Plugin development — Shell Sentinel

Overview

Plugins let engineering teams tailor workflows, surface internal guides and expose integrations that feel native in the Shell Sentinel terminal UI. Every Python module placed under the configured plugins/ directory loads at startup, so you can iterate without patching the core distribution.

Lifecycle at a glance

  1. Create a module in plugins/ (default) or the directory referenced by SMART_AI_SYS_ADMIN_PLUGINS_DIR.
  2. Expose register(registry). The TUI calls it once after the interface boots.
  3. Register slash commands, translations, autocomplete hints and logging from that entrypoint.
  4. Restart the application to reload the plugin while iterating locally.

Starter command template

The snippet below shows the minimal structure for a conversational command:

# plugins/status_report.py
from smart_ai_sys_admin.plugins import PluginRegistry, PluginSlashCommand


def _server_report(args: list[str]) -> str:
    target = args[0] if args else "default"
    return (
        f"### Status for `{target}`\n"
        "- Pending jobs: 3\n"
        "- Last backup: 2025-10-06\n"
        "- Owner on call: infra@contoso.com"
    )


def register(registry: PluginRegistry) -> None:
    registry.register_translations(
        "en",
        {"plugins": {"status_report": {"description": "Quick status overview"}}},
    )
    registry.register_command(
        PluginSlashCommand(
            name="/status_report",
            aliases=("/statusreport",),
            handler=_server_report,
            description_key="plugins.status_report.description",
        )
    )

Handlers return Markdown that renders in the conversation panel.
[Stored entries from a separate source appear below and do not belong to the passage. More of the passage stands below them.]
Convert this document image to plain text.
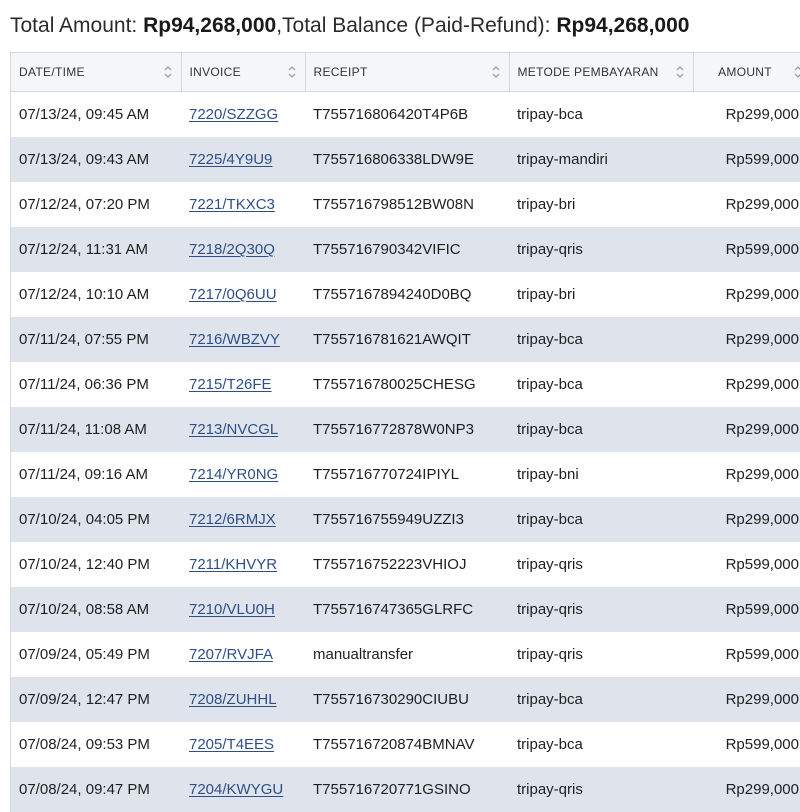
Total Amount: Rp94,268,000,Total Balance (Paid-Refund): Rp94,268,000
DATE/TIME	INVOICE	RECEIPT	METODE PEMBAYARAN	AMOUNT

07/13/24, 09:45 AM	7220/SZZGG	T755716806420T4P6B	tripay-bca	Rp299,000
07/13/24, 09:43 AM	7225/4Y9U9	T755716806338LDW9E	tripay-mandiri	Rp599,000
07/12/24, 07:20 PM	7221/TKXC3	T755716798512BW08N	tripay-bri	Rp299,000
07/12/24, 11:31 AM	7218/2Q30Q	T755716790342VIFIC	tripay-qris	Rp599,000
07/12/24, 10:10 AM	7217/0Q6UU	T7557167894240D0BQ	tripay-bri	Rp299,000
07/11/24, 07:55 PM	7216/WBZVY	T755716781621AWQIT	tripay-bca	Rp299,000
07/11/24, 06:36 PM	7215/T26FE	T755716780025CHESG	tripay-bca	Rp299,000
07/11/24, 11:08 AM	7213/NVCGL	T755716772878W0NP3	tripay-bca	Rp299,000
07/11/24, 09:16 AM	7214/YR0NG	T755716770724IPIYL	tripay-bni	Rp299,000
07/10/24, 04:05 PM	7212/6RMJX	T755716755949UZZI3	tripay-bca	Rp299,000
07/10/24, 12:40 PM	7211/KHVYR	T755716752223VHIOJ	tripay-qris	Rp599,000
07/10/24, 08:58 AM	7210/VLU0H	T755716747365GLRFC	tripay-qris	Rp599,000
07/09/24, 05:49 PM	7207/RVJFA	manualtransfer	tripay-qris	Rp599,000
07/09/24, 12:47 PM	7208/ZUHHL	T755716730290CIUBU	tripay-bca	Rp299,000
07/08/24, 09:53 PM	7205/T4EES	T755716720874BMNAV	tripay-bca	Rp599,000
07/08/24, 09:47 PM	7204/KWYGU	T755716720771GSINO	tripay-qris	Rp299,000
Any exception is captured by the smart_ai_sys_admin.plugins logger, so keep messages actionable and share remediation tips when failures are recoverable.

Localisation & experience

Testing & observability

Packaging & distribution

Bundle plugins with deployment artefacts or publish them in an internal package index. Shell Sentinel loads any module available on the plugin path, so document prerequisites such as API keys, environment variables and remote endpoints. Include rollback instructions so operations teams can disable an extension quickly if needed.